Title

Re-covering fideism: An a-modern model of language and thought

Date of Award

1999

Degree Type

Dissertation

Degree Name

Doctor of Philosophy (PhD)

Department

Religion

Advisor(s)

Charles Winquist

Keywords

Fideism, Language, Thought, Johann Georg Hamann, Friedrich Heinrich Jacobi, Louis Bautain

Subject Categories

Arts and Humanities | Philosophy | Religion | Religious Thought, Theology and Philosophy of Religion

Abstract

I begin with an introduction of the perceived problem (the skepticism that modernism, or rationality, leads to) and the main fideist thinkers (Hamann, Jacobi, and Bautain) under consideration. The presence of skepticism (primarily "post-modernism") points to a state of epistemological crisis which requires a paradigm shift. This study is a "re-covery" of a fideist epistemological paradigm. The argument advanced is ostensibly one which Hamann, et al. would have made or did make. It begins with an analysis of experience as the beginning of knowledge (chapter 2)--which, among other considerations, functions to situate the argument in the context of Hume and Kant's critical philosophy.
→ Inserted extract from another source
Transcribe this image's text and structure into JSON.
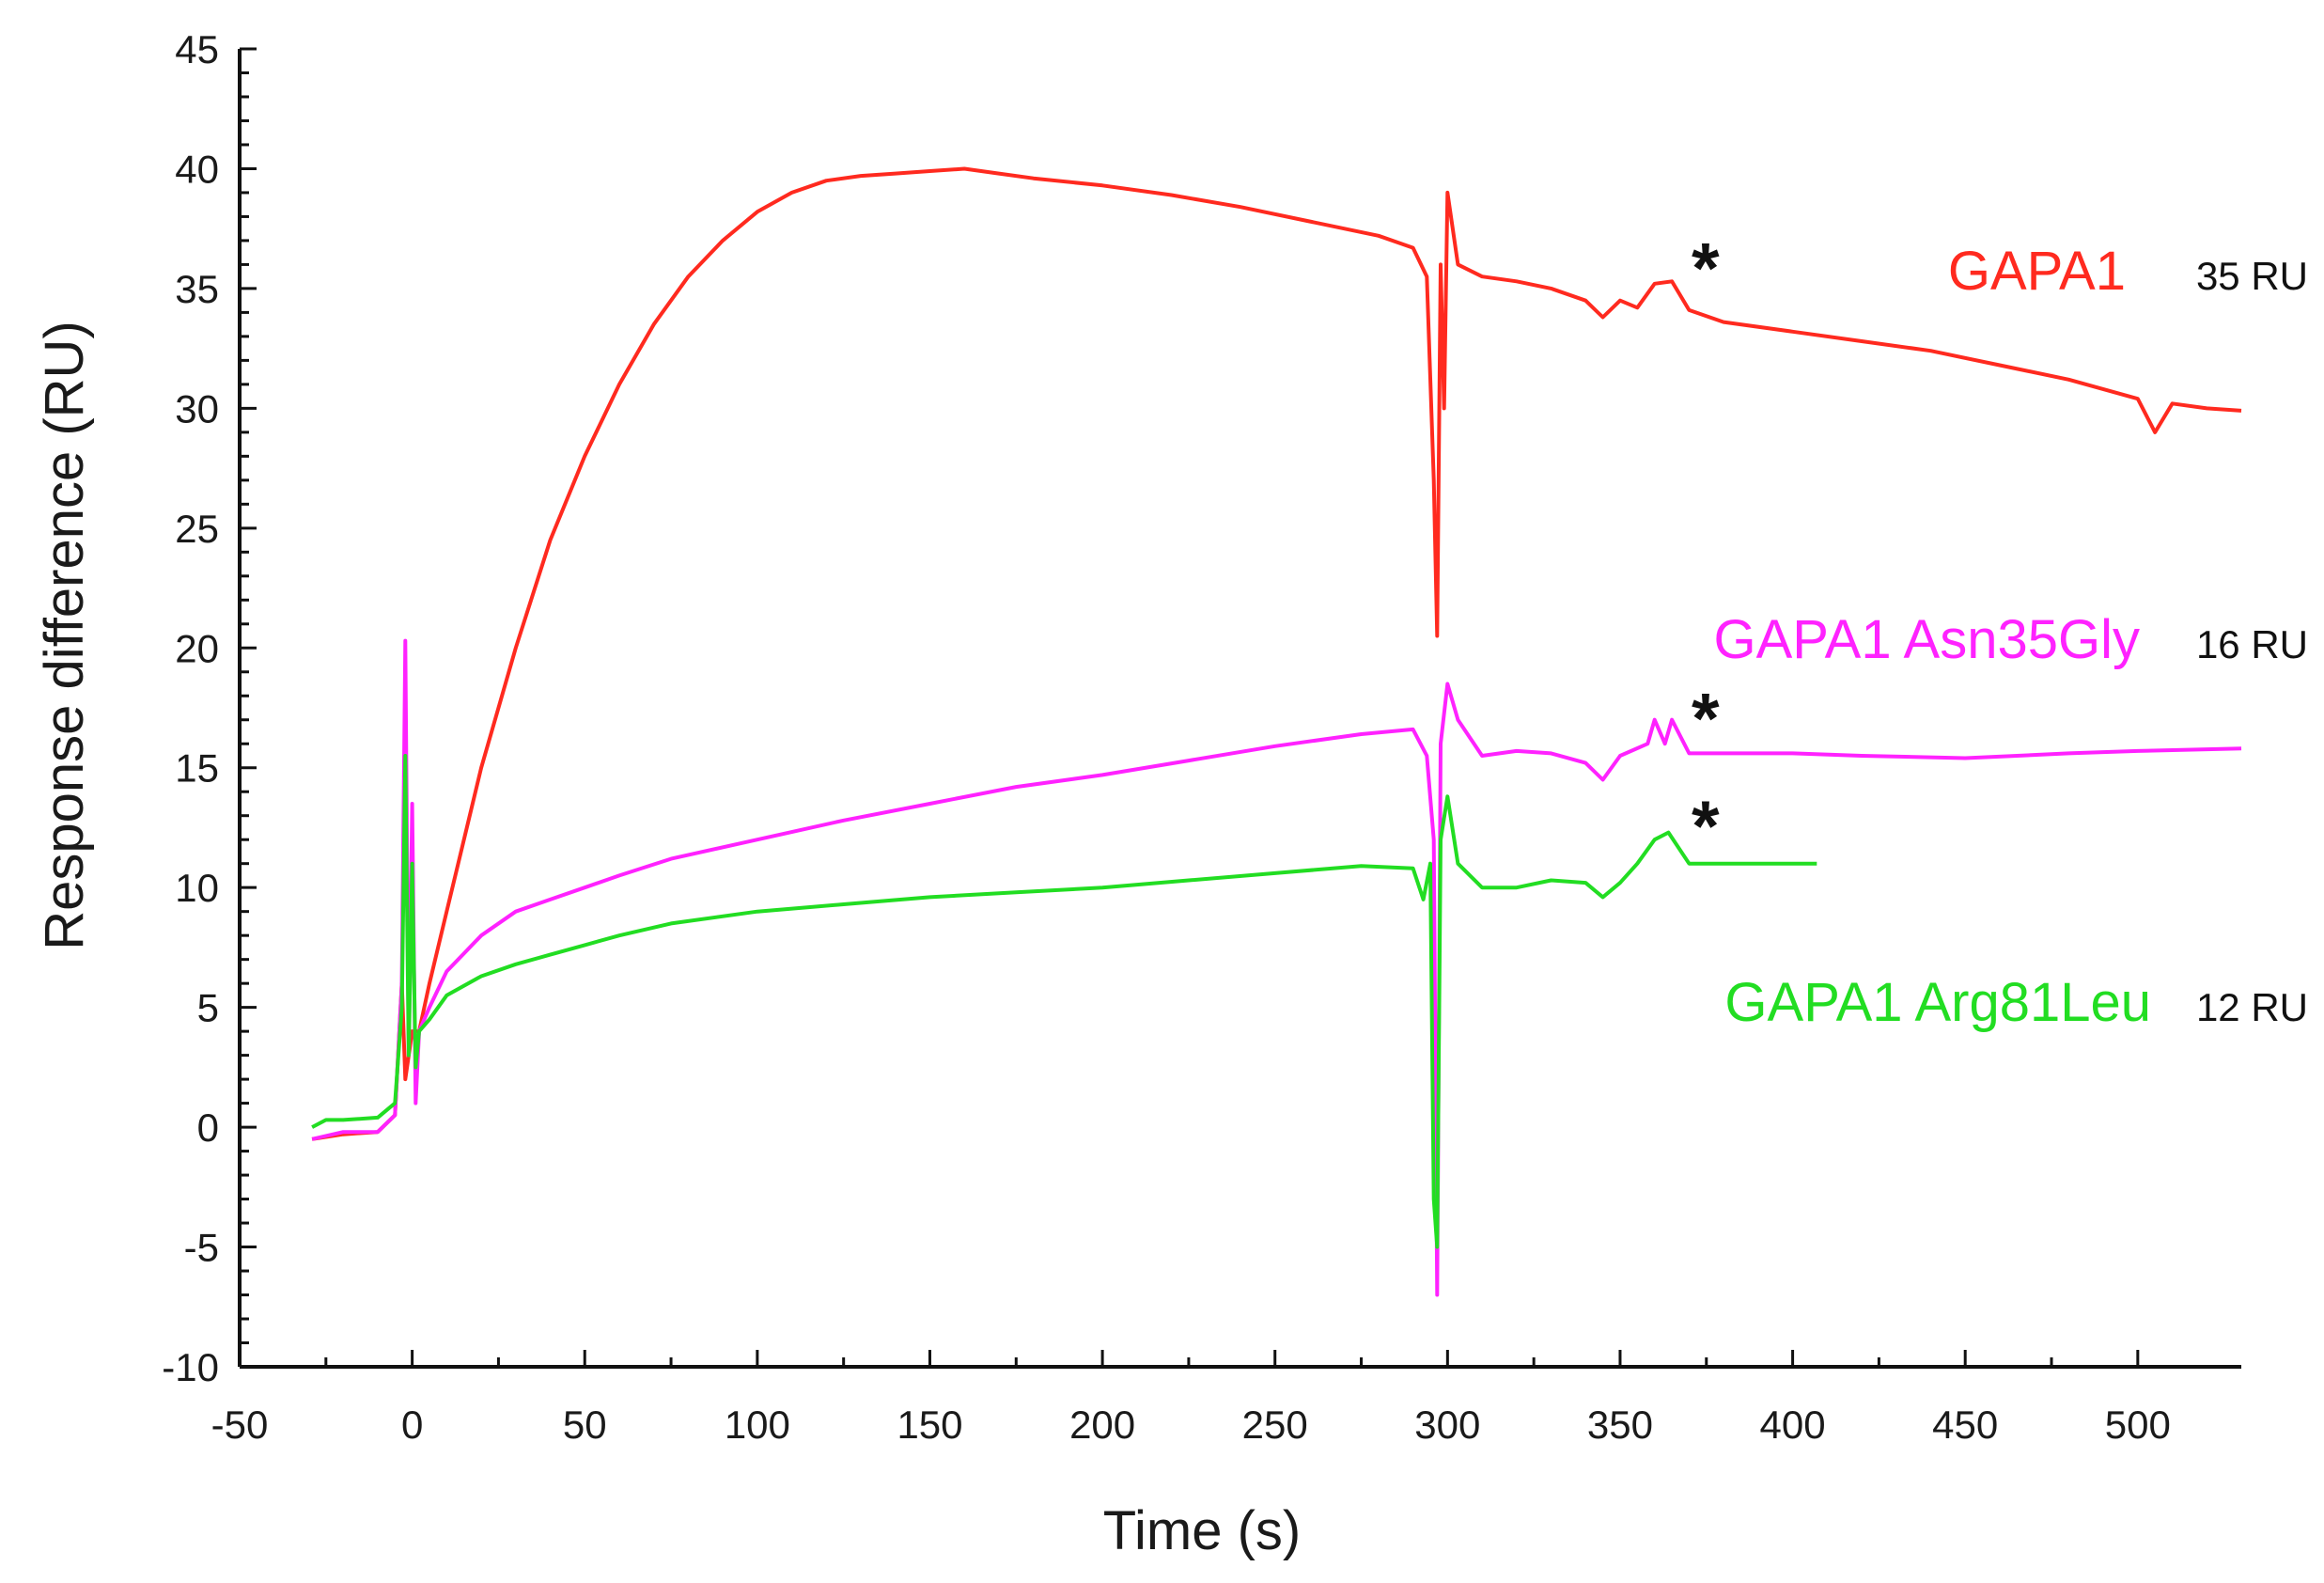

This analysis indicates that in order for experience to be an intelligible concept, and in order for experience to lead to knowledge, one must presuppose an element of faith which is prior to reason. Faith, further, leads to a knowledge of the realities of the subject-object and the self-other relations. Chapter 3 is an examination of the epistemological structure of faith. The conclusion of this chapter is that faith is a formal authority, or provides an essential epistemological confidence that requires a "translation" into particulars in order to be meaningfully engaged. This translation, however, is less certain than the original conviction and is dependent upon reason and language for its deployment. This leads to an analysis of reason (chapter 4) and language (chapter 5) within the fideist paradigm. Language and reason are dependent upon the "revelations" which come from tradition and the senses--the two sources of human knowledge. To be effective one's approach to language and reason requires both faith and a correct understanding of how they function: reason primarily as an organizer of data and a limit to human pretensions; and language as the vehicle of the Real. In chapter 6 the implications of language as the vessel or occasion of the Real are developed. The term "sacrament of language" is used to capsulize this understanding of language. This leads to a discussion of grace and the mediatory function of language with the conclusion being that humans are best related to language use by an attitude of (wise) trust.